According to anthropologists, the Aborigines have inhabited Australia for between 40,000 and 60,000 years. Yet today it is common to hear white Australians refer to themselves as having descended from the “first settlers.” Unfortunately, the indigenous population of Australia has been abused, neglected, terrorized, and denied basic human rights since the days these “first settlers” arrived. It was only in a 1967 referendum, when 90% of the nation voted to make all Aborigines citizens of Australia and give them the right to vote, that this began to slowly change.
I learned all this at the Sydney Writer’s Festival where, on the 40th anniversary of the referendum, a panel of Aboriginal writers, statesmen, and community leaders reflected upon the things that have changed and the things that have not changed since the legislation was passed into law. One woman recalled the eve of the referendum as her family tried to grasp the fact that they were now full citizens of the country that their ancestors had inhabited for eons. They were awed and elated until the next morning, when her mother walked into the grocery store and, as usual, was followed around by clerks to ensure she stole nothing and made to exit through the rear door, as the front door was for whites only. Their night of elation quickly turned to sorrow as they realized that, although the law had changed, people’s attitudes hadn’t, and in reality nothing had really changed at all.
Others spoke of times when Aboriginal children were forcibly taken from their homes, put into government schools, forced to learn English and punished for speaking their native language. To keep them from running away they were told that their parents were dead, or that their parents didn’t want them. Now, 40 years later, some things have changed.
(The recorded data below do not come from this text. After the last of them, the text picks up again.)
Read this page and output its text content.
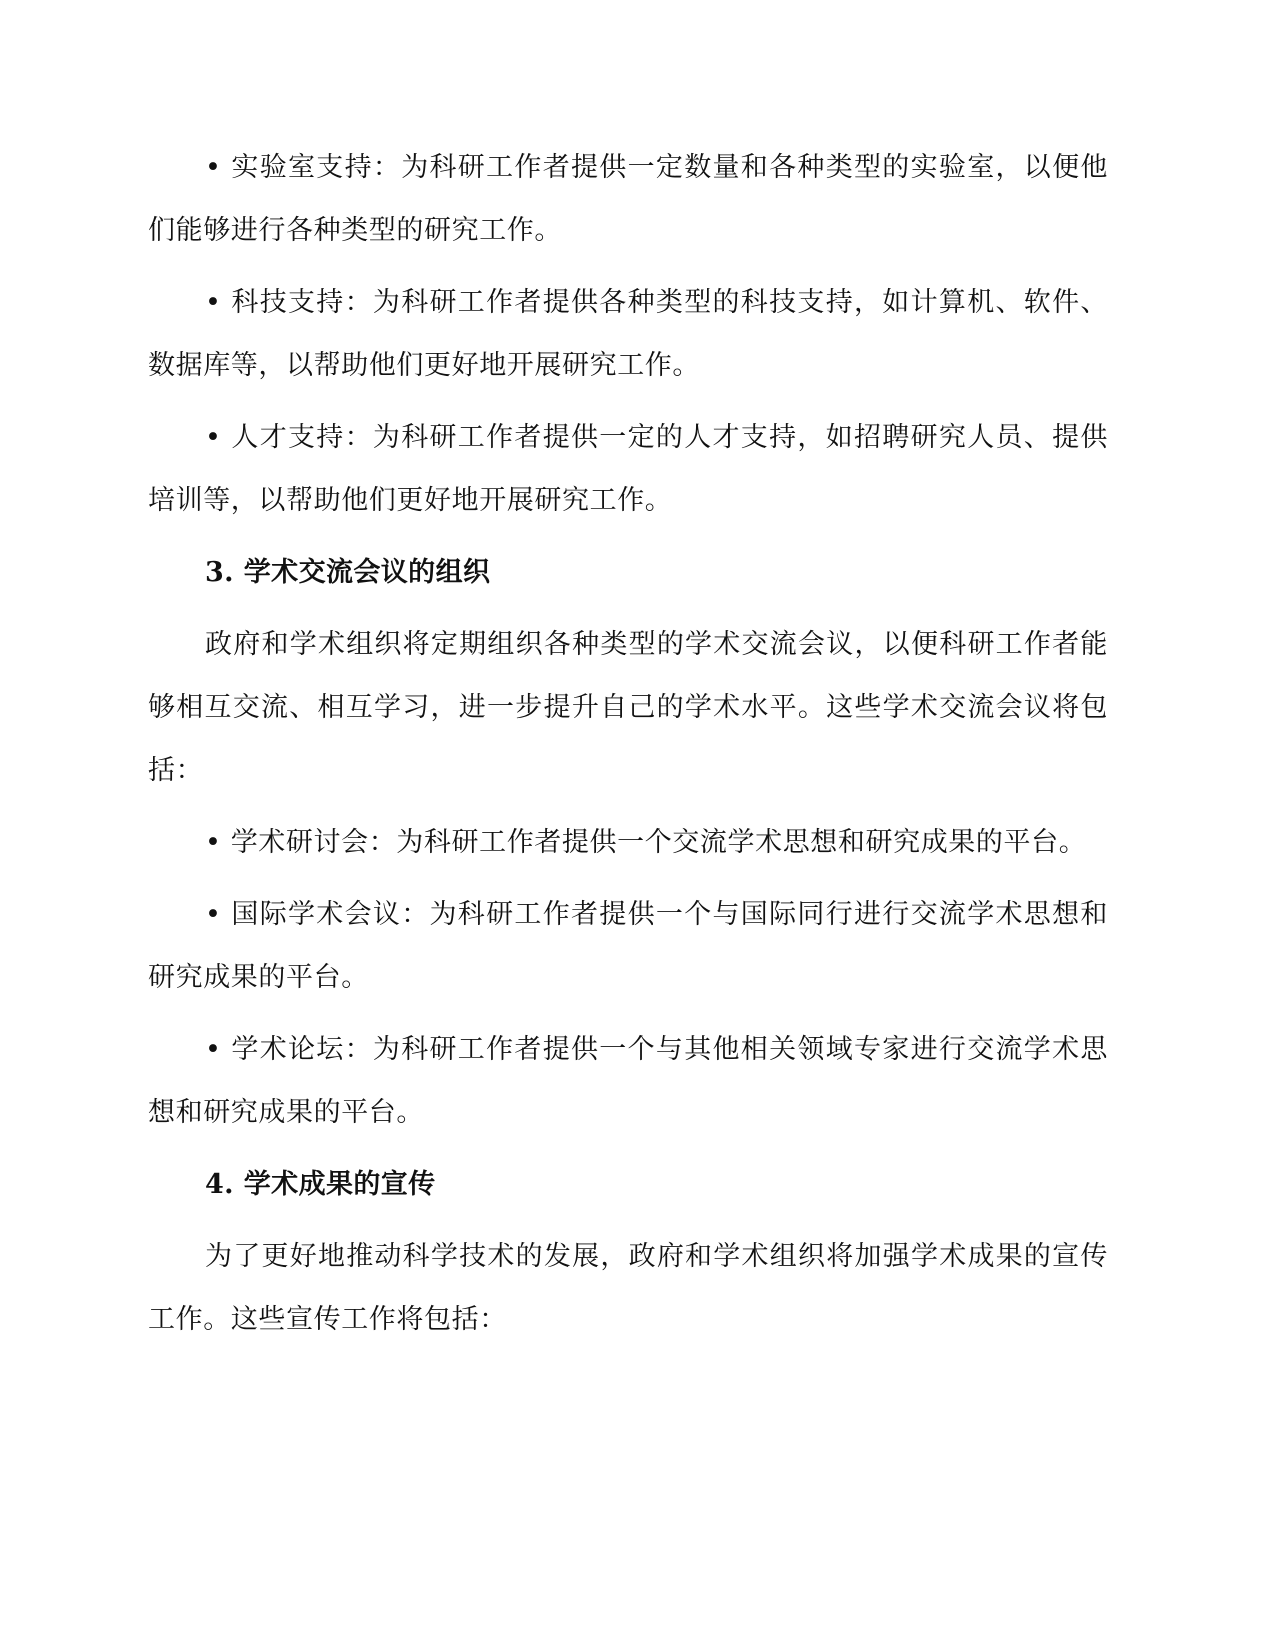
• 实验室支持：为科研工作者提供一定数量和各种类型的实验室，以便他们能够进行各种类型的研究工作。

• 科技支持：为科研工作者提供各种类型的科技支持，如计算机、软件、数据库等，以帮助他们更好地开展研究工作。

• 人才支持：为科研工作者提供一定的人才支持，如招聘研究人员、提供培训等，以帮助他们更好地开展研究工作。

3. 学术交流会议的组织

政府和学术组织将定期组织各种类型的学术交流会议，以便科研工作者能够相互交流、相互学习，进一步提升自己的学术水平。这些学术交流会议将包括：

• 学术研讨会：为科研工作者提供一个交流学术思想和研究成果的平台。

• 国际学术会议：为科研工作者提供一个与国际同行进行交流学术思想和研究成果的平台。

• 学术论坛：为科研工作者提供一个与其他相关领域专家进行交流学术思想和研究成果的平台。

4. 学术成果的宣传

为了更好地推动科学技术的发展，政府和学术组织将加强学术成果的宣传工作。这些宣传工作将包括：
Children are no longer taken from their parents and there is a prideful resurgence in the Aboriginal culture, with more than 200 native festivals conducted around the country each year. There is a beginning awareness that the best path is one of celebrating the diversity of the various cultures rather that pursuing a path of assimilation.
I was struck by the historical similarities between the Australian Aboriginal situation and that of both the African-American and American Indian populations in the U.S. and spoke about this issue with one of the panelists, Aden Ridgeway. An ex-Senator in the Australian Federal Parliament (the second ever Aboriginal member of Parliament), Aden spoke eloquently about the Aboriginal issue, documenting his experiences with racial discrimination over the years. I questioned whether, in his opinion, the situation would continue to improve as the older generation died off and he told me that, sadly, there is a strong resurgence amongst the younger generation in the doctrine of ethnic cleansing – not only toward the Aborigines but also directed toward other ethnic groups in the country. But Ridgeway and others equally as dedicated continue working toward equality, not only for Aborigines but also for indigenous people the world over, who all suffer the same indignities, fears, and human rights abuses. Most recently Ridgeway traveled to the United Nations, where he is helping to draft a declaration on a Bill of Rights for indigenous people all over the world.
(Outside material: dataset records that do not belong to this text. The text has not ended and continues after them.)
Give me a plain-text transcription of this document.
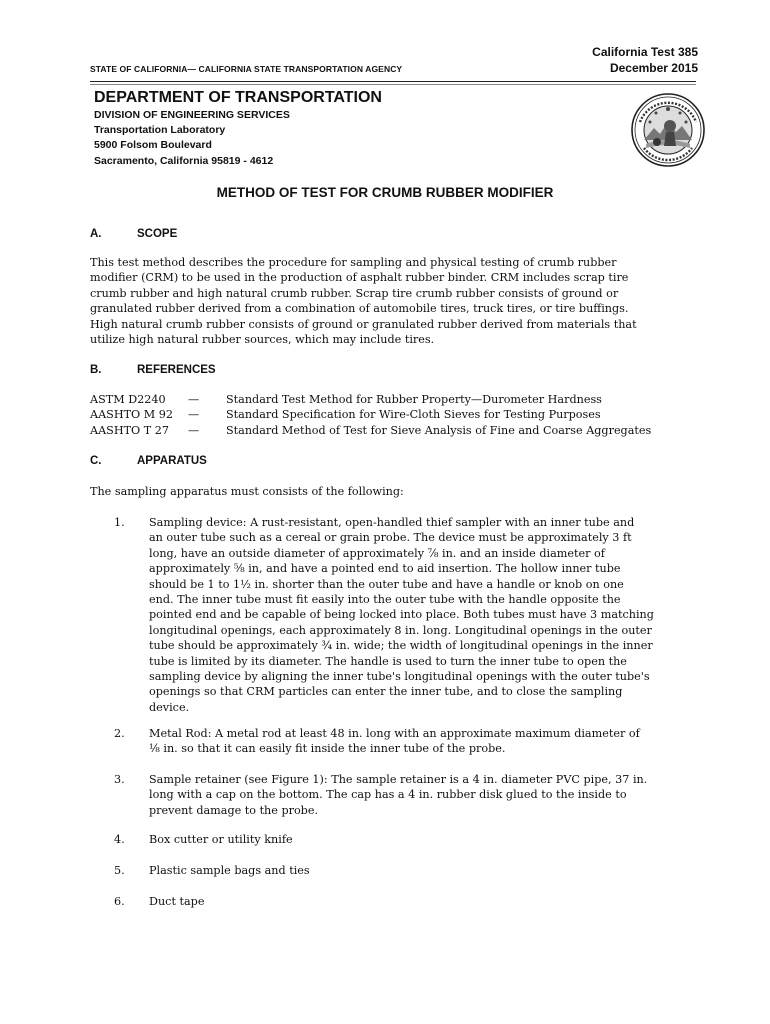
STATE OF CALIFORNIA— CALIFORNIA STATE TRANSPORTATION AGENCY
California Test 385
December 2015
DEPARTMENT OF TRANSPORTATION
DIVISION OF ENGINEERING SERVICES
Transportation Laboratory
5900 Folsom Boulevard
Sacramento, California 95819 - 4612
METHOD OF TEST FOR CRUMB RUBBER MODIFIER
A.	SCOPE
This test method describes the procedure for sampling and physical testing of crumb rubber
modifier (CRM) to be used in the production of asphalt rubber binder. CRM includes scrap tire
crumb rubber and high natural crumb rubber. Scrap tire crumb rubber consists of ground or
granulated rubber derived from a combination of automobile tires, truck tires, or tire buffings.
High natural crumb rubber consists of ground or granulated rubber derived from materials that
utilize high natural rubber sources, which may include tires.
B.	REFERENCES
ASTM D2240 — Standard Test Method for Rubber Property—Durometer Hardness
AASHTO M 92 — Standard Specification for Wire-Cloth Sieves for Testing Purposes
AASHTO T 27 — Standard Method of Test for Sieve Analysis of Fine and Coarse Aggregates
C.	APPARATUS
The sampling apparatus must consists of the following:
1. Sampling device: A rust-resistant, open-handled thief sampler with an inner tube and
an outer tube such as a cereal or grain probe. The device must be approximately 3 ft
long, have an outside diameter of approximately ⅞ in. and an inside diameter of
approximately ⅝ in, and have a pointed end to aid insertion. The hollow inner tube
should be 1 to 1½ in. shorter than the outer tube and have a handle or knob on one
end. The inner tube must fit easily into the outer tube with the handle opposite the
pointed end and be capable of being locked into place. Both tubes must have 3 matching
longitudinal openings, each approximately 8 in. long. Longitudinal openings in the outer
tube should be approximately ¾ in. wide; the width of longitudinal openings in the inner
tube is limited by its diameter. The handle is used to turn the inner tube to open the
sampling device by aligning the inner tube's longitudinal openings with the outer tube's
openings so that CRM particles can enter the inner tube, and to close the sampling
device.
2. Metal Rod: A metal rod at least 48 in. long with an approximate maximum diameter of
⅛ in. so that it can easily fit inside the inner tube of the probe.
3. Sample retainer (see Figure 1): The sample retainer is a 4 in. diameter PVC pipe, 37 in.
long with a cap on the bottom. The cap has a 4 in. rubber disk glued to the inside to
prevent damage to the probe.
4. Box cutter or utility knife
5. Plastic sample bags and ties
6. Duct tape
I copied down the following quotes from the panel discussion – I think they are profound and worthy of serious reflection:
“Courage is fear that has said its prayers.”
“If you get to know your whiteness you might not be afraid of the otherness.”
“When you label me you limit me.”
And finally, Ridgway proposed a test to determine how far we have come in the battle to eradicate racism. He asked, “Can you look in the mirror and say ‘I am an Aborigine’ and feel comfortable with that statement?” In the end, we all come from a single source, we are not separate, we are all one. I pray that we will find a way to embrace that oneness.